One of the three attacks was carried out by Palestinians from the Jenin area; two other Israeli citizens who declare their affiliation with the Islamic State.
At least two Palestinian gunmen were killed in a shootout with Israeli troops on Thursday when riot police entered Jenin during a rare day raid as part of a large-scale anti-terrorist operation following recent attacks. At least 14 other Palestinians were injured in the incident, and dozens were arrested during the operation.
The IDF said the detention operation, dubbed “Volnorez”, was aimed at individuals suspected of planning future attacks, and some believe they are linked to Tuesday’s fatal attack in Bnei Brak.
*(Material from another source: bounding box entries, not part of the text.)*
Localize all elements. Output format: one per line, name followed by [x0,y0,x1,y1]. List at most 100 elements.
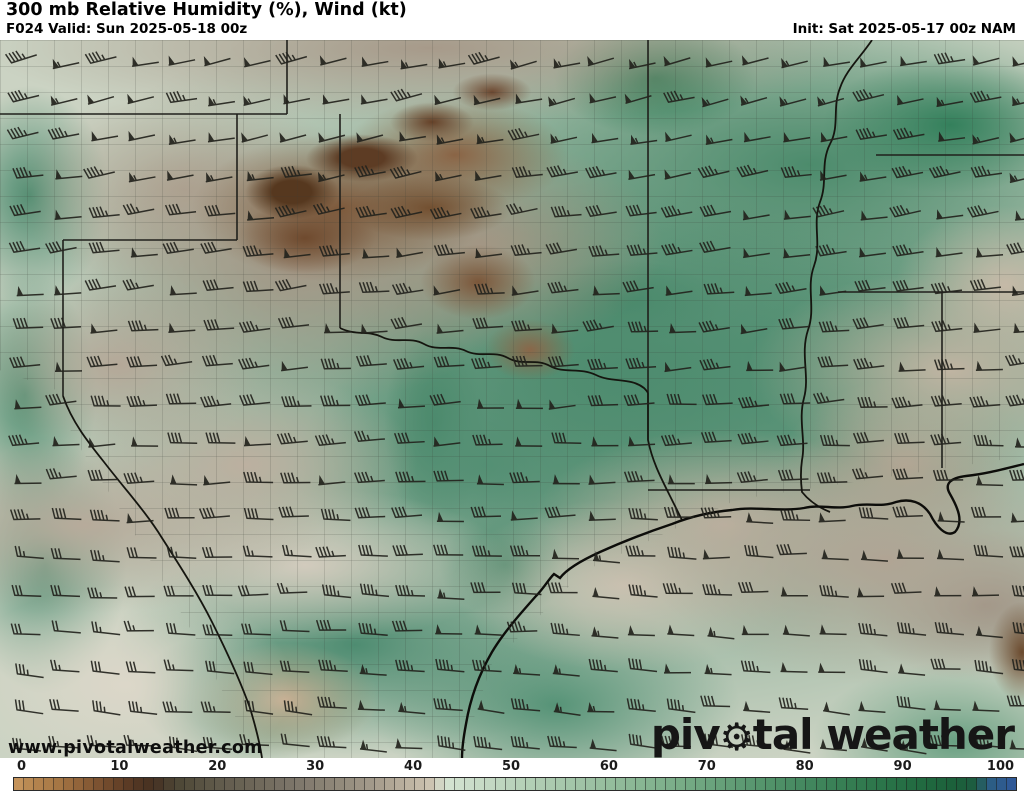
wind-barb [660,205,693,218]
wind-barb [510,244,542,256]
colorbar-segment [435,778,446,790]
wind-barb [14,545,44,560]
colorbar-segment [345,778,356,790]
wind-barb [892,279,924,292]
wind-barb [821,549,849,561]
wind-barb [433,244,465,256]
wind-barb [200,241,232,254]
wind-barb [936,96,964,108]
wind-barb [820,131,848,143]
wind-barb [933,699,961,711]
wind-barb [661,243,693,256]
wind-barb [324,323,352,334]
colorbar-tick-label: 20 [208,759,227,774]
wind-barb [315,619,347,631]
wind-barb [628,169,656,181]
wind-barb [1011,658,1024,673]
wind-barb [817,96,845,107]
wind-barb [50,317,81,329]
wind-barb [318,245,350,257]
wind-barb [84,278,117,291]
wind-barb [547,735,577,749]
wind-barb [1014,437,1024,449]
wind-barb [123,472,155,484]
wind-barb [587,358,618,371]
wind-barb [205,172,233,183]
wind-barb [45,241,77,254]
wind-barb [783,132,811,143]
wind-barb [891,396,923,409]
wind-barb [169,285,197,296]
colorbar-segment [44,778,55,790]
wind-barb [1014,210,1024,221]
colorbar-segment [54,778,65,790]
wind-barb [818,662,846,674]
colorbar-segment [284,778,295,790]
wind-barb [170,474,198,486]
wind-barb [318,132,346,143]
wind-barb [283,94,311,105]
wind-barb [585,204,617,218]
colorbar-segment [445,778,456,790]
wind-barb [588,474,616,485]
wind-barb [860,549,888,562]
wind-barb [505,203,538,216]
wind-barb [47,127,80,140]
wind-barb [890,582,922,594]
wind-barb [201,546,233,558]
wind-barb [168,736,198,753]
wind-barb [126,395,158,408]
colorbar-segment [324,778,335,790]
wind-barb [934,621,964,636]
wind-barb [471,357,502,370]
wind-barb [204,204,236,217]
wind-barb [277,316,310,329]
wind-barb [743,131,771,143]
wind-barb [316,735,347,749]
wind-barb [164,507,195,519]
wind-barb [92,700,121,716]
colorbar-segment [886,778,897,790]
wind-barb [127,320,159,332]
wind-barb [585,165,617,179]
wind-barb [746,512,774,524]
wind-barb [52,436,80,447]
wind-barb [699,358,731,371]
wind-barb [202,584,233,597]
wind-barb [705,134,733,145]
wind-barb [437,588,465,601]
wind-barb [515,436,543,447]
wind-barb [393,432,425,444]
wind-barb [392,544,423,557]
wind-barb [547,582,578,594]
wind-barb [547,281,579,294]
wind-barb [476,474,504,486]
wind-barb [892,244,924,257]
wind-barb [550,133,578,144]
wind-barb [396,247,423,258]
wind-barb [858,622,888,637]
colorbar-segment [144,778,155,790]
wind-barb [1011,285,1024,296]
wind-barb [399,131,426,142]
wind-barb [473,736,503,751]
wind-barb [358,281,390,294]
wind-barb [128,172,156,183]
wind-barb [319,55,347,66]
wind-barb [14,399,42,410]
wind-barb [816,472,848,484]
wind-barb [50,584,81,598]
wind-barb [471,545,502,557]
wind-barb [243,436,271,447]
wind-barb [203,56,231,67]
wind-barb [628,658,658,673]
wind-barb [198,507,230,520]
wind-barb [510,698,541,712]
wind-barb [246,170,274,182]
colorbar-segment [595,778,606,790]
wind-barb [778,697,809,711]
colorbar-segment [24,778,35,790]
wind-barb [853,357,885,370]
humidity-colorbar: 0 10 20 30 40 50 60 70 80 90 100 [0,758,1024,791]
colorbar-segment [264,778,275,790]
In addition, a Palestinian from Hebron was detained allegedly in connection with the Islamic State.
In response, Gaza’s ruling terrorist group, Hamas, has threatened to escalate violence against Israel.
Israel has stepped up security in response to attacks and has deployed additional forces in the West Bank, on the Gaza Strip and in major cities such as Jerusalem and Tel Aviv.
Friday’s reports say Israeli security officials have specific warnings of imminent terrorist attacks and have thwarted a number of other planned attacks in recent days.
Public broadcaster Kan reported on Friday that Defense Minister Beni Ganz and IDF leader Aviv Kohavi had ordered the military to prepare for a monthly escalation.
Additional troops are expected to remain on the ground, and Kohawi has instructed the IDF to step up intelligence gathering in Syria, Sinai and the Palestinians in Lebanon.
Kohavi promised that the military would “act by all means to stop the terrorist attacks,” while Prime Minister Naftali Bennett said Israel would “defeat them this time as well.”
Israeli officials have sought to defuse tensions ahead of Ramadan amid fears that violence could escalate into a snowball and turn into the same unrest that rocked Israel in May 2021 when Hamas began firing rockets at Israel, sparking an 11-day war with Gaza several days of unrest between Arabs and Jews in Israel.